There is hope that we still get the chance to hear The Neptunes produced OST of True Crime: Hong Kong! Square Enix picks up the game but not the IP, meaning it won’t be called True Crime. Besides announcing that the Guitar Hero franchise was being shelved for now, Activision announced back in February that it was canceling open-world action game True Crime: Hong Kong. But in what seemed like an inevitable move for a game that had so many years poured into it, it has been picked up by another publisher — Square Enix — and will carry a different name. The cancellation was surprising at the time; Hong Kong had been getting a new PR push just prior to the announcement.
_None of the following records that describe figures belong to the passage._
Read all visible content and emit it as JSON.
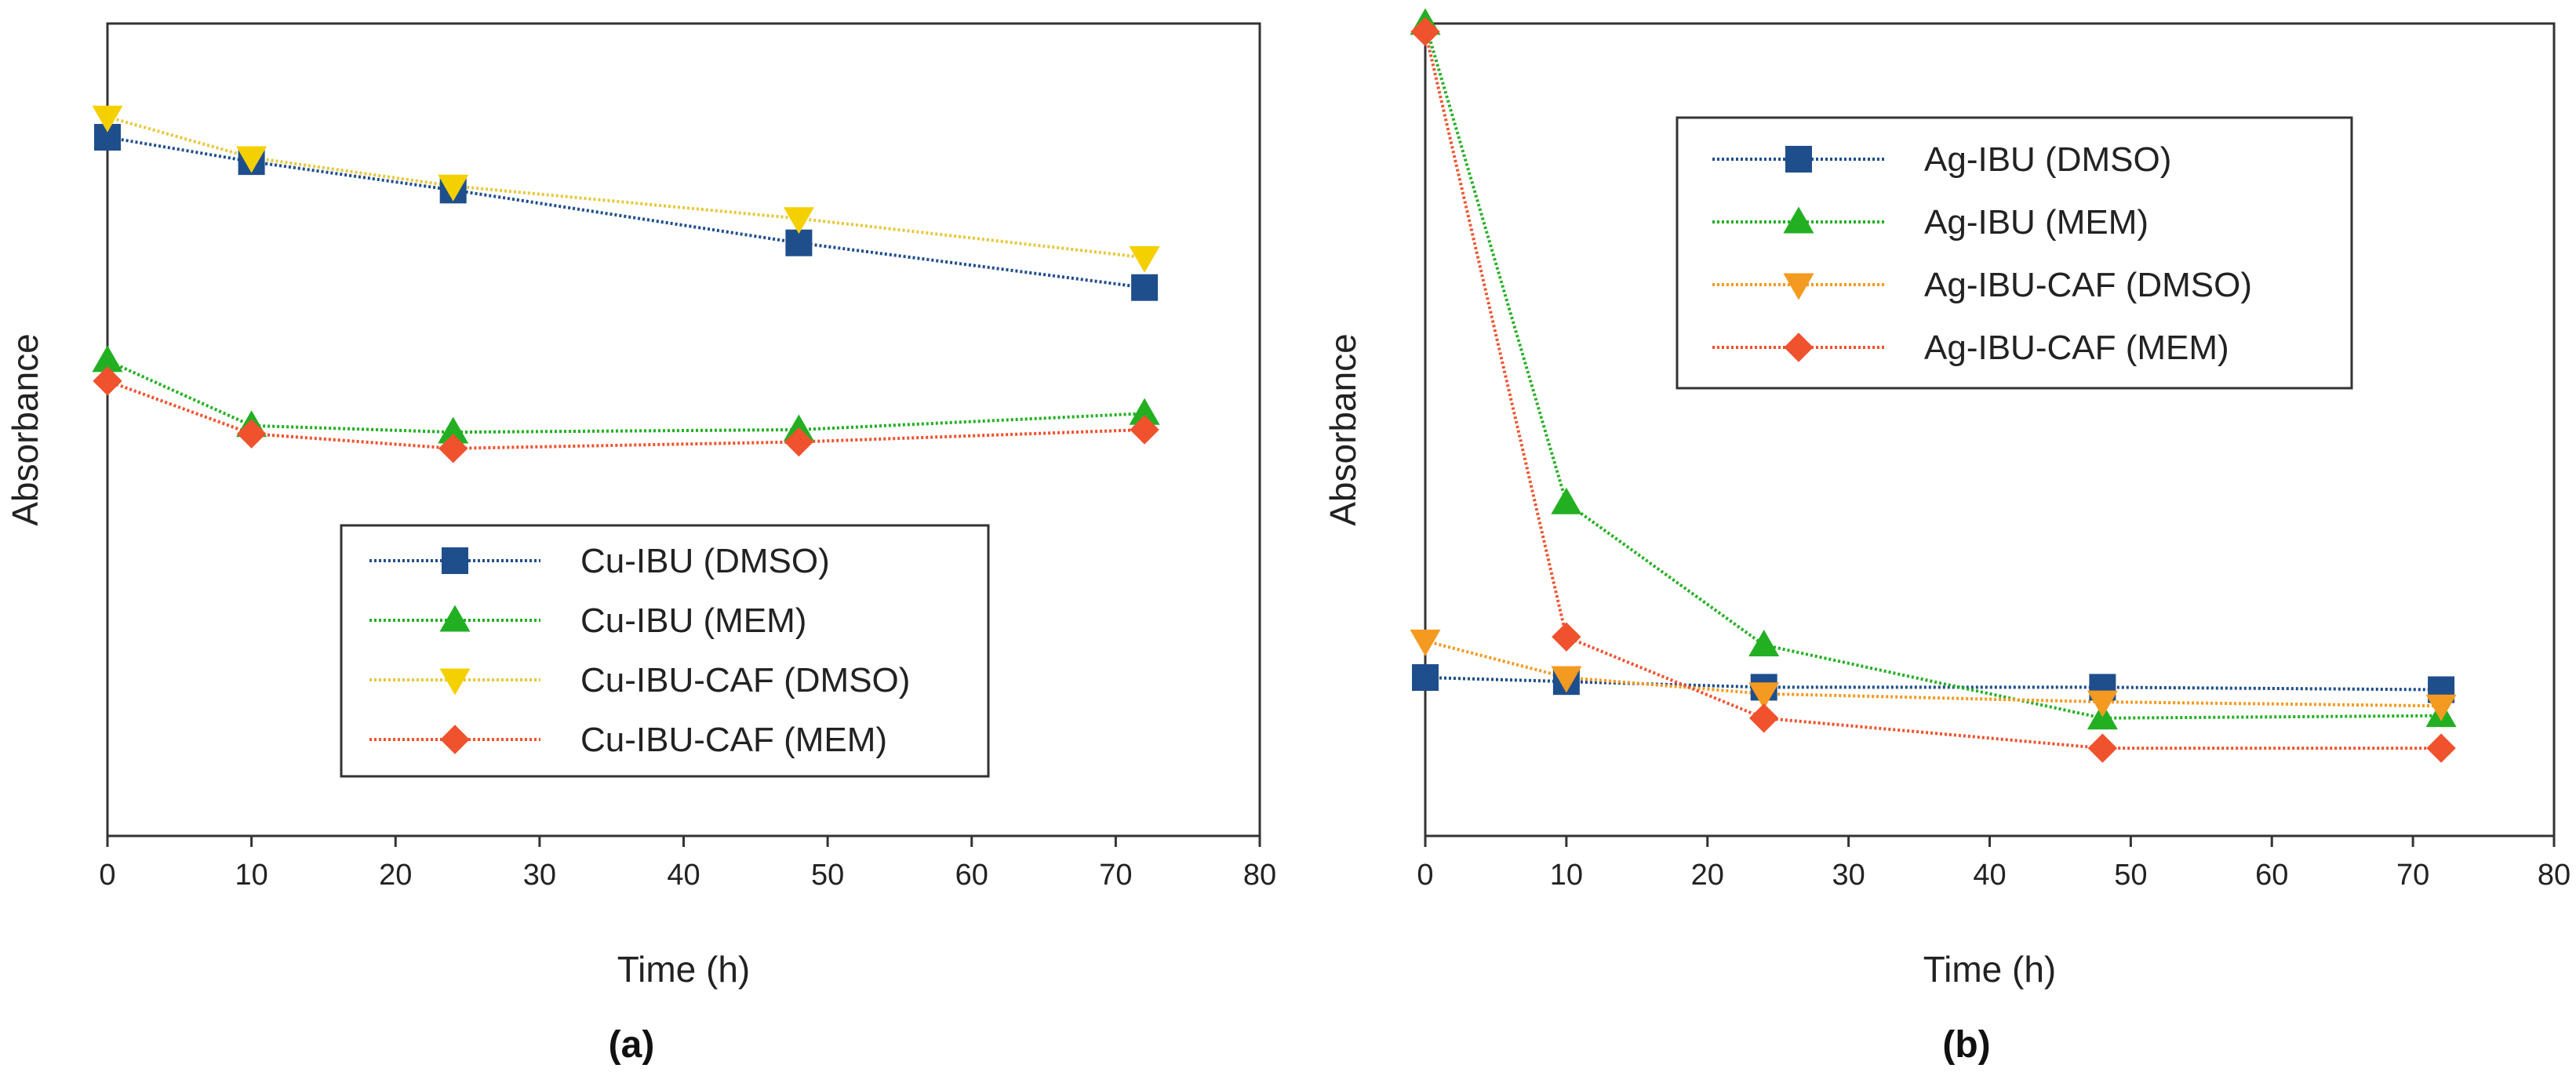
{
  "colors": {
    "blue": "#1f4e8c",
    "green": "#22b022",
    "yellow": "#f5d000",
    "yellow_line": "#e8c83c",
    "orange": "#f59a20",
    "red": "#f0522e",
    "axes": "#333333"
  },
  "panels": [
    {
      "caption": "(a)"
    },
    {
      "caption": "(b)"
    }
  ],
  "chart_data": [
    {
      "type": "line",
      "xlabel": "Time (h)",
      "ylabel": "Absorbance",
      "xlim": [
        0,
        80
      ],
      "xticks": [
        "0",
        "10",
        "20",
        "30",
        "40",
        "50",
        "60",
        "70",
        "80"
      ],
      "ylim": [
        0,
        1
      ],
      "yticks": [],
      "grid": false,
      "legend_position": "bottom-center",
      "series": [
        {
          "name": "Cu-IBU (DMSO)",
          "marker": "square",
          "color": "blue",
          "x": [
            0,
            10,
            24,
            48,
            72
          ],
          "y": [
            0.86,
            0.83,
            0.795,
            0.73,
            0.675
          ]
        },
        {
          "name": "Cu-IBU (MEM)",
          "marker": "triangle-up",
          "color": "green",
          "x": [
            0,
            10,
            24,
            48,
            72
          ],
          "y": [
            0.585,
            0.505,
            0.497,
            0.5,
            0.52
          ]
        },
        {
          "name": "Cu-IBU-CAF (DMSO)",
          "marker": "triangle-down",
          "color": "yellow",
          "x": [
            0,
            10,
            24,
            48,
            72
          ],
          "y": [
            0.885,
            0.835,
            0.8,
            0.76,
            0.712
          ]
        },
        {
          "name": "Cu-IBU-CAF (MEM)",
          "marker": "diamond",
          "color": "red",
          "x": [
            0,
            10,
            24,
            48,
            72
          ],
          "y": [
            0.56,
            0.495,
            0.477,
            0.485,
            0.5
          ]
        }
      ]
    },
    {
      "type": "line",
      "xlabel": "Time (h)",
      "ylabel": "Absorbance",
      "xlim": [
        0,
        80
      ],
      "xticks": [
        "0",
        "10",
        "20",
        "30",
        "40",
        "50",
        "60",
        "70",
        "80"
      ],
      "ylim": [
        0,
        1
      ],
      "yticks": [],
      "grid": false,
      "legend_position": "top-right",
      "series": [
        {
          "name": "Ag-IBU (DMSO)",
          "marker": "square",
          "color": "blue",
          "x": [
            0,
            10,
            24,
            48,
            72
          ],
          "y": [
            0.195,
            0.19,
            0.183,
            0.183,
            0.18
          ]
        },
        {
          "name": "Ag-IBU (MEM)",
          "marker": "triangle-up",
          "color": "green",
          "x": [
            0,
            10,
            24,
            48,
            72
          ],
          "y": [
            1.0,
            0.41,
            0.235,
            0.145,
            0.148
          ]
        },
        {
          "name": "Ag-IBU-CAF (DMSO)",
          "marker": "triangle-down",
          "color": "orange",
          "x": [
            0,
            10,
            24,
            48,
            72
          ],
          "y": [
            0.24,
            0.195,
            0.175,
            0.165,
            0.16
          ]
        },
        {
          "name": "Ag-IBU-CAF (MEM)",
          "marker": "diamond",
          "color": "red",
          "x": [
            0,
            10,
            24,
            48,
            72
          ],
          "y": [
            0.99,
            0.245,
            0.145,
            0.108,
            0.108
          ]
        }
      ]
    }
  ]
}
Activision claimed it was due to the game’s quality — or lack thereof.
It said both the Hong Kong and Guitar Hero moves were due to “the desire to focus on the greatest opportunities that the company currently has to create the world’s best interactive entertainment experiences.” This was reiterated in a recent interview with CEO Bobby Kotick, who said the company’s focus on fewer titles is about a “commitment to excellence.” He also described the goal with Hong Kong as being the creation of a less violent Grand Theft Auto game. “And we recognized that after giving it a good college try for three years we didn’t have the skills at the company to do that type of game, so we canceled it,” he explained.
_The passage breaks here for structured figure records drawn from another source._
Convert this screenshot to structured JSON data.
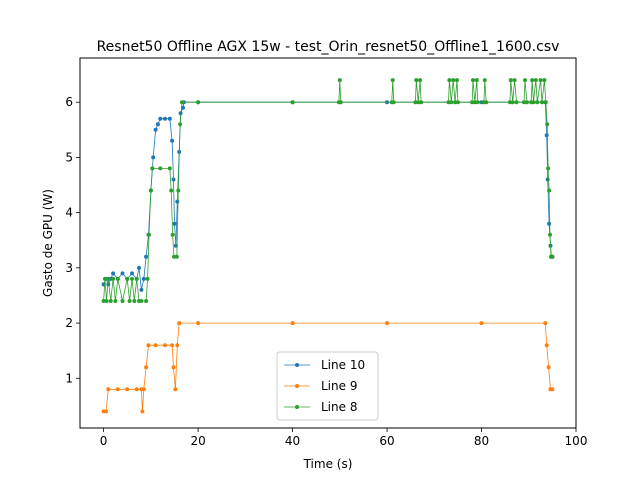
{
  "chart_data": {
    "type": "line",
    "title": "Resnet50 Offline AGX 15w - test_Orin_resnet50_Offline1_1600.csv",
    "xlabel": "Time (s)",
    "ylabel": "Gasto de GPU (W)",
    "xlim": [
      -5,
      100
    ],
    "ylim": [
      0.1,
      6.8
    ],
    "xticks": [
      0,
      20,
      40,
      60,
      80,
      100
    ],
    "yticks": [
      1,
      2,
      3,
      4,
      5,
      6
    ],
    "grid": false,
    "legend_position": "bottom-center",
    "series": [
      {
        "name": "Line 10",
        "color": "#1f77b4",
        "points": [
          [
            0,
            2.7
          ],
          [
            0.5,
            2.8
          ],
          [
            1,
            2.7
          ],
          [
            1.5,
            2.8
          ],
          [
            2,
            2.9
          ],
          [
            3,
            2.8
          ],
          [
            4,
            2.9
          ],
          [
            5,
            2.8
          ],
          [
            6,
            2.9
          ],
          [
            7,
            2.8
          ],
          [
            7.5,
            3.0
          ],
          [
            8,
            2.6
          ],
          [
            8.5,
            2.8
          ],
          [
            9,
            3.2
          ],
          [
            9.5,
            3.6
          ],
          [
            10,
            4.4
          ],
          [
            10.5,
            5.0
          ],
          [
            11,
            5.5
          ],
          [
            11.5,
            5.6
          ],
          [
            12,
            5.7
          ],
          [
            13,
            5.7
          ],
          [
            14,
            5.7
          ],
          [
            14.5,
            5.3
          ],
          [
            14.8,
            4.6
          ],
          [
            15,
            3.8
          ],
          [
            15.3,
            3.4
          ],
          [
            15.6,
            4.2
          ],
          [
            16,
            5.1
          ],
          [
            16.3,
            5.8
          ],
          [
            16.8,
            5.9
          ],
          [
            17,
            6.0
          ],
          [
            20,
            6.0
          ],
          [
            40,
            6.0
          ],
          [
            60,
            6.0
          ],
          [
            80,
            6.0
          ],
          [
            93.5,
            6.0
          ],
          [
            93.8,
            5.4
          ],
          [
            94,
            4.6
          ],
          [
            94.3,
            3.8
          ],
          [
            94.6,
            3.4
          ],
          [
            94.8,
            3.2
          ],
          [
            95,
            3.2
          ]
        ]
      },
      {
        "name": "Line 9",
        "color": "#ff7f0e",
        "points": [
          [
            0,
            0.4
          ],
          [
            0.5,
            0.4
          ],
          [
            1,
            0.8
          ],
          [
            3,
            0.8
          ],
          [
            5,
            0.8
          ],
          [
            7,
            0.8
          ],
          [
            8,
            0.8
          ],
          [
            8.2,
            0.4
          ],
          [
            8.5,
            0.8
          ],
          [
            9,
            1.2
          ],
          [
            9.5,
            1.6
          ],
          [
            11,
            1.6
          ],
          [
            13,
            1.6
          ],
          [
            14.5,
            1.6
          ],
          [
            14.8,
            1.2
          ],
          [
            15.2,
            0.8
          ],
          [
            15.6,
            1.6
          ],
          [
            16,
            2.0
          ],
          [
            20,
            2.0
          ],
          [
            40,
            2.0
          ],
          [
            60,
            2.0
          ],
          [
            80,
            2.0
          ],
          [
            93.5,
            2.0
          ],
          [
            93.8,
            1.6
          ],
          [
            94.2,
            1.2
          ],
          [
            94.6,
            0.8
          ],
          [
            95,
            0.8
          ]
        ]
      },
      {
        "name": "Line 8",
        "color": "#2ca02c",
        "points": [
          [
            0,
            2.4
          ],
          [
            0.3,
            2.8
          ],
          [
            0.6,
            2.4
          ],
          [
            1,
            2.8
          ],
          [
            1.5,
            2.4
          ],
          [
            2,
            2.8
          ],
          [
            2.5,
            2.4
          ],
          [
            3,
            2.8
          ],
          [
            4,
            2.4
          ],
          [
            5,
            2.8
          ],
          [
            5.5,
            2.4
          ],
          [
            6,
            2.8
          ],
          [
            6.5,
            2.4
          ],
          [
            7,
            2.8
          ],
          [
            7.5,
            2.4
          ],
          [
            8,
            2.4
          ],
          [
            9,
            2.4
          ],
          [
            9.3,
            2.8
          ],
          [
            9.6,
            3.6
          ],
          [
            10,
            4.4
          ],
          [
            10.3,
            4.8
          ],
          [
            12,
            4.8
          ],
          [
            14,
            4.8
          ],
          [
            14.3,
            4.4
          ],
          [
            14.6,
            3.6
          ],
          [
            14.9,
            3.2
          ],
          [
            15.5,
            3.2
          ],
          [
            15.8,
            4.4
          ],
          [
            16.2,
            5.6
          ],
          [
            16.6,
            6.0
          ],
          [
            20,
            6.0
          ],
          [
            40,
            6.0
          ],
          [
            49.8,
            6.0
          ],
          [
            50,
            6.4
          ],
          [
            50.2,
            6.0
          ],
          [
            61,
            6.0
          ],
          [
            61.2,
            6.4
          ],
          [
            61.4,
            6.0
          ],
          [
            66,
            6.0
          ],
          [
            66.2,
            6.4
          ],
          [
            66.6,
            6.0
          ],
          [
            67,
            6.4
          ],
          [
            67.2,
            6.0
          ],
          [
            73,
            6.0
          ],
          [
            73.2,
            6.4
          ],
          [
            73.6,
            6.0
          ],
          [
            74,
            6.4
          ],
          [
            74.4,
            6.0
          ],
          [
            74.8,
            6.4
          ],
          [
            75,
            6.0
          ],
          [
            78,
            6.0
          ],
          [
            78.2,
            6.4
          ],
          [
            78.6,
            6.0
          ],
          [
            79,
            6.4
          ],
          [
            79.2,
            6.0
          ],
          [
            80.5,
            6.0
          ],
          [
            80.7,
            6.4
          ],
          [
            81,
            6.0
          ],
          [
            86,
            6.0
          ],
          [
            86.2,
            6.4
          ],
          [
            86.6,
            6.0
          ],
          [
            87,
            6.4
          ],
          [
            87.4,
            6.0
          ],
          [
            89,
            6.0
          ],
          [
            89.2,
            6.4
          ],
          [
            89.6,
            6.0
          ],
          [
            90.5,
            6.0
          ],
          [
            90.7,
            6.4
          ],
          [
            91,
            6.0
          ],
          [
            91.5,
            6.4
          ],
          [
            91.8,
            6.0
          ],
          [
            92.5,
            6.4
          ],
          [
            92.8,
            6.0
          ],
          [
            93.3,
            6.4
          ],
          [
            93.6,
            6.0
          ],
          [
            93.9,
            5.6
          ],
          [
            94.1,
            4.8
          ],
          [
            94.3,
            4.4
          ],
          [
            94.5,
            3.6
          ],
          [
            94.7,
            3.2
          ],
          [
            95,
            3.2
          ]
        ]
      }
    ]
  }
}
“And I think that it was a demonstration to the organization that focus is going to get rewarded, and that if you can’t after a sustained period of time get to that level of excellence, then we’re going to have to make a change.” Square Enix obviously feels it can do the game justice. Speaking with Gamasutra, Square Enix London Studios GM Lee Singleton said, “When we first saw and got our hands on the game we fell in love with it.” Hong Kong will still be handled by United Front Games, which has previously developed ModNation Racers. The deal doesn’t include the True Crime IP, meaning Hong Kong will have to undergo a name change. (There have been two True Crime games released prior to Hong Kong, both published by Activision.)
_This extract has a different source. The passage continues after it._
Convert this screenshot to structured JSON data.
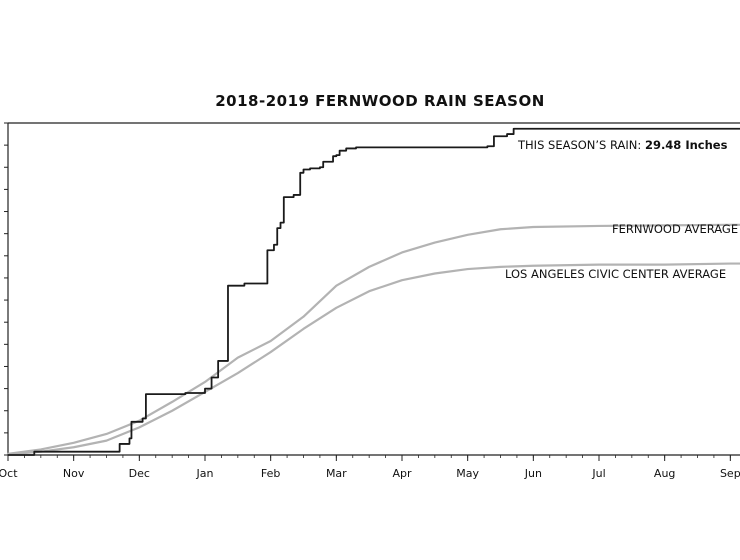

The new name for HK, its platforms, and release date all haven’t been made public yet. It had been planned for a 2010 release on Xbox 360, PlayStation 3, and PC, but was delayed until 2011 before being canceled. Prior to being adapted into a True Crime game, it was known as Black Lotus and featured a female protagonist. This isn’t the first time a game Activision has been set to publish ended up in the hands of another publisher. Brutal Legend, along with games like Ghostbusters and others, were dropped by Activision Blizzard following the Vivendi Games merger.
Brutal Legend ended up being picked up by Electronic Arts, although Activision later sued developer Double Fine over the game’s rights. The matter ended up being resolved and Brutal Legend was released on October 13, 2009. Hopefully the path to release for True Crime: Hong Kong proves to be less complicated. Square clearly has a lot of faith in both United Front Games and the game itself. Singleton said, “We see this as a fantastic opportunity to create a new and unique franchise which gamers will come to know and love for years to come.”